To avoid risks and penalties for non-compliance with Decree No. 13, organizations and businesses operating in Vietnam should study and have plans to comply with the regulatory requirements as soon as possible, Mr. Michael Beckman, Partner, EY Law Leader, at EY Law Vietnam Limited Liability Company (EY) told the “Decree 13 on personal data protection: Impacts on the Financial sector” seminar.
Held on May 31 in Hanoi by EY and Mastercard, the seminar aimed at shedding light on the regulatory landscape surrounding personal data protection and its impact on businesses and organizations in the financial sector.
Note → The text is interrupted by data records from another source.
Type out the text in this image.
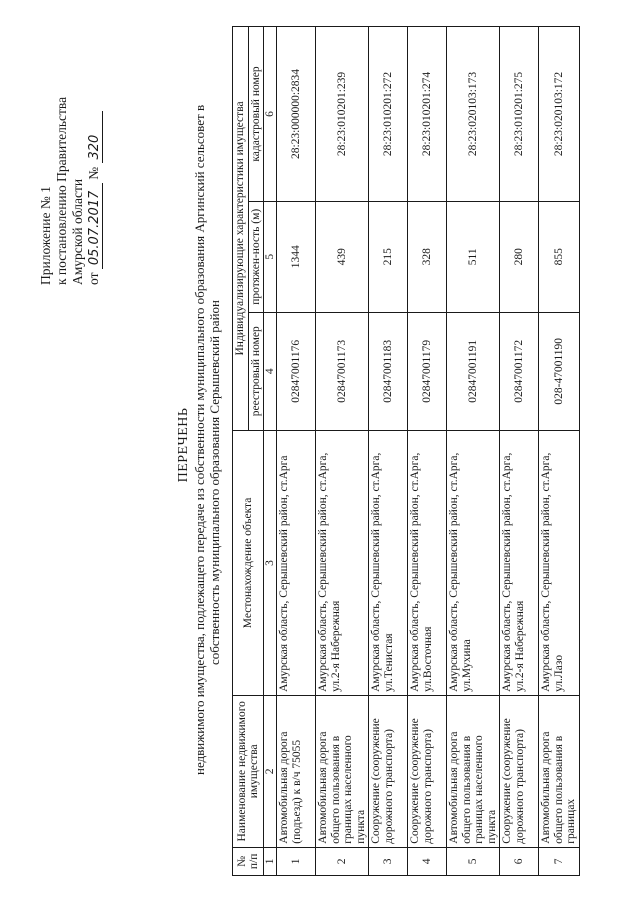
Приложение № 1 к постановлению Правительства Амурской области от 05.07.2017 № 320
ПЕРЕЧЕНЬ недвижимого имущества, подлежащего передаче из собственности муниципального образования Аргинский сельсовет в собственность муниципального образования Серышевский район
№ п/п	Наименование недвижимого имущества	Местонахождение объекта	Индивидуализирующие характеристики имущества		
			реестровый номер	протяжен-ность (м)	кадастровый номер
1	2	3	4	5	6
1	Автомобильная дорога (подъезд) к в/ч 75055	Амурская область, Серышевский район, ст.Арга	02847001176	1344	28:23:000000:2834
2	Автомобильная дорога общего пользования в границах населенного пункта	Амурская область, Серышевский район, ст.Арга, ул.2-я Набережная	02847001173	439	28:23:010201:239
3	Сооружение (сооружение дорожного транспорта)	Амурская область, Серышевский район, ст.Арга, ул.Тенистая	02847001183	215	28:23:010201:272
4	Сооружение (сооружение дорожного транспорта)	Амурская область, Серышевский район, ст.Арга, ул.Восточная	02847001179	328	28:23:010201:274
5	Автомобильная дорога общего пользования в границах населенного пункта	Амурская область, Серышевский район, ст.Арга, ул.Мухина	02847001191	511	28:23:020103:173
6	Сооружение (сооружение дорожного транспорта)	Амурская область, Серышевский район, ст.Арга, ул.2-я Набережная	02847001172	280	28:23:010201:275
7	Автомобильная дорога общего пользования в границах	Амурская область, Серышевский район, ст.Арга, ул.Лазо	028-47001190	855	28:23:020103:172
It also introduced best practices to participants on how to build an effective culture of data privacy.
Lawyers and professionals from EY and Mastercard took the stage to share their expertise on several key topics, including key considerations of Decree No. 13/2023/ND-CP on personal data protection, released on April 17, 2023, Vietnam’s cyber threat landscape and security controls across the data lifecycle, with highlights on financial sector, and how to build an effective culture of data privacy.
Amid regulatory changes and escalating cyber and privacy threats, personal data protection has become a paramount concern for organizations and businesses.
Mr. Robert Tran, Partner, Cybersecurity & Technology Risk Leader, at EY Vietnam emphasized the importance of fostering a culture of data privacy within businesses.
“To earn and maintain customer trust in products and services quality, data privacy must be ingrained within organizations,” he said. “Failure to respect the culture of protecting personal data can lead customers to believe that their personal data is not respected, ultimately damaging the business’s reputation.”
For her part, Ms. Winnie Wong, Country Manager for Vietnam, Cambodia and Laos at Mastercard, said that as individuals increasingly embrace digital-first lifestyles, safeguarding data has become paramount for businesses to protect consumers and mitigate the consequences of data breaches. Mastercard aligns and complies with the Vietnamese Government’s efforts to enhance personal data protection.
“As a central player in the digital ecosystem, Mastercard is committed to leveraging its global expertise to help businesses and partners navigate the regulatory changes, improve cyber readiness, and implement robust data protection practices, and in doing so, bolster Vietnam’s cyber security,” she said.
Decree No. 13, released on April 17, 2023 and scheduled to take effect on July 1, 2023, signifies Vietnam’s efforts to constitute a first-ever consolidated and comprehensive legal instrument on personal data protection, which potentially paves the way for it to be more in alignment with the international standards of the EU’s General Data Protection Regulation (GDPR) issued on April 27, 2016 by the European Union.
Decree No. 13 is anticipated to reshape the local regulatory landscape and have far-reaching impacts due to its extraterritorial scope. Irrespective of whether an organization operates within Vietnam or abroad, the Decree is likely to capture all entities engaged in the processing of Vietnamese personal data, including foreigners residing in the country. In releasing Decree No. 13, Vietnam joins groups of other ASEAN countries, most of which have already set and implemented their laws and regulations on personal data protection.
One month before becoming effective, Decree No. 13 is expected to have a deep impact on current practices in personal data processing. Entities and individuals falling under Decree No. 13 must perform several activities, such as implementing new technical solutions on data protection, developing new policies and procedures, modifying communications approaches with clients, and preparing new types of reports to submit to authorities.
According to the EY Global Information Security Survey 2020, cyber and privacy threats are on the rise, with 59 per cent of Southeast Asian organizations experiencing a significant or material breach in the past 12 months. However, despite this growing risk, only 43 per cent of regional organizations involve cybersecurity right from the planning stage of new business initiatives. Furthermore, 53 per cent allocate less than 15 per cent of their cybersecurity budget to new initiatives.